Les pouvoirs législatif et exécutif ne sont pas les seuls appelés à prêter main forte. Même s'ils ne veulent pas l'admettre, les annonceurs ont une sacrée part de responsabilité. Au lieu de chercher des folles audiences dont l'impact sur le business et l'image n'est pas évident, négocier les tarifs publicitaires au plus bas, acheter de l'espace dans des sites peu scrupuleux, aborder les médias comme de simples relais de communication d'entreprise... Ils sont censés chercher à collaborer davantage avec des médias professionnels et payer au juste prix la qualité éditoriale et la qualité de l'audience.

Une chose est sûre: créer les conditions de l'excellence de la pratique médiatique ne dépend pas uniquement des médias.
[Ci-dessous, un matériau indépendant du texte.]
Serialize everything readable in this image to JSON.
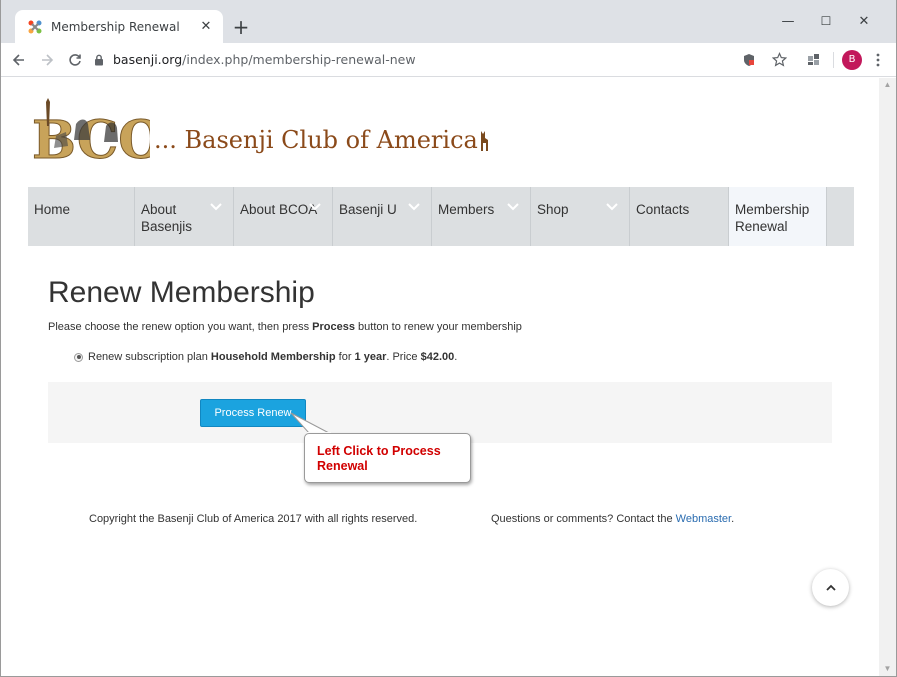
{
  "browser": {
    "tab_title": "Membership Renewal",
    "tab_close": "✕",
    "new_tab": "+",
    "window_controls": {
      "minimize": "—",
      "maximize": "☐",
      "close": "✕"
    },
    "url_host": "basenji.org",
    "url_path": "/index.php/membership-renewal-new",
    "profile_initial": "B"
  },
  "site": {
    "logo_letters": "BCOA",
    "logo_text": "... Basenji Club of America"
  },
  "nav": {
    "items": [
      {
        "label": "Home",
        "has_dropdown": false
      },
      {
        "label": "About\nBasenjis",
        "has_dropdown": true
      },
      {
        "label": "About BCOA",
        "has_dropdown": true
      },
      {
        "label": "Basenji U",
        "has_dropdown": true
      },
      {
        "label": "Members",
        "has_dropdown": true
      },
      {
        "label": "Shop",
        "has_dropdown": true
      },
      {
        "label": "Contacts",
        "has_dropdown": false
      },
      {
        "label": "Membership\nRenewal",
        "has_dropdown": false,
        "active": true
      }
    ]
  },
  "main": {
    "title": "Renew Membership",
    "instructions_pre": "Please choose the renew option you want, then press ",
    "instructions_bold": "Process",
    "instructions_post": " button to renew your membership",
    "plan_pre": "Renew subscription plan ",
    "plan_name": "Household Membership",
    "plan_mid": " for ",
    "plan_term": "1 year",
    "plan_price_pre": ". Price ",
    "plan_price": "$42.00",
    "plan_end": ".",
    "process_button": "Process Renew"
  },
  "callout": {
    "text": "Left Click to Process Renewal"
  },
  "footer": {
    "copyright": "Copyright the Basenji Club of America 2017 with all rights reserved.",
    "contact_pre": "Questions or comments? Contact the ",
    "contact_link": "Webmaster",
    "contact_post": "."
  },
  "colors": {
    "accent_button": "#1ba3df",
    "callout_text": "#d10000",
    "logo_brown": "#8b4a1a",
    "link": "#2a6cb0"
  }
}
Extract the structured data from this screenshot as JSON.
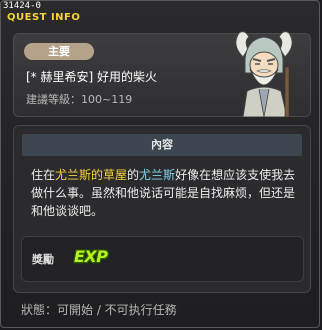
{
  "window": {
    "quest_id": "31424-0",
    "title": "QUEST INFO"
  },
  "header": {
    "category": "主要",
    "quest_name": "[* 赫里希安] 好用的柴火",
    "level_requirement": "建議等級：100~119"
  },
  "content": {
    "section_title": "內容",
    "description": {
      "p1": "住在",
      "p2": "尤兰斯的草屋",
      "p3": "的",
      "p4": "尤兰斯",
      "p5": "好像在想应该支使我去做什么事。虽然和他说话可能是自找麻烦，但还是和他谈谈吧。"
    }
  },
  "reward": {
    "label": "獎勵",
    "exp_icon_text": "EXP"
  },
  "status": {
    "text": "狀態：可開始 / 不可执行任務"
  },
  "colors": {
    "title": "#f5d33b",
    "highlight_place": "#f7d23c",
    "highlight_npc": "#7ed6ee",
    "category_badge": "#b4a38a",
    "exp": "#b5f21e"
  },
  "icons": {
    "npc_portrait": "old-sage-npc-portrait",
    "exp": "exp-icon"
  }
}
Bien sûr que les supports de presse doivent défendre des projets ambitieux, jouer la carte de la transparence, tendre l'oreille à leurs audiences, revoir leurs méthodes de travail, investir dans l'innovation... Cela ne peut se faire sans l'apport des acteurs politiques et économiques. Car encore une fois, la tentative de fragiliser les médias ne peut être bénéfique pour le pays qui aspire à l'émergence.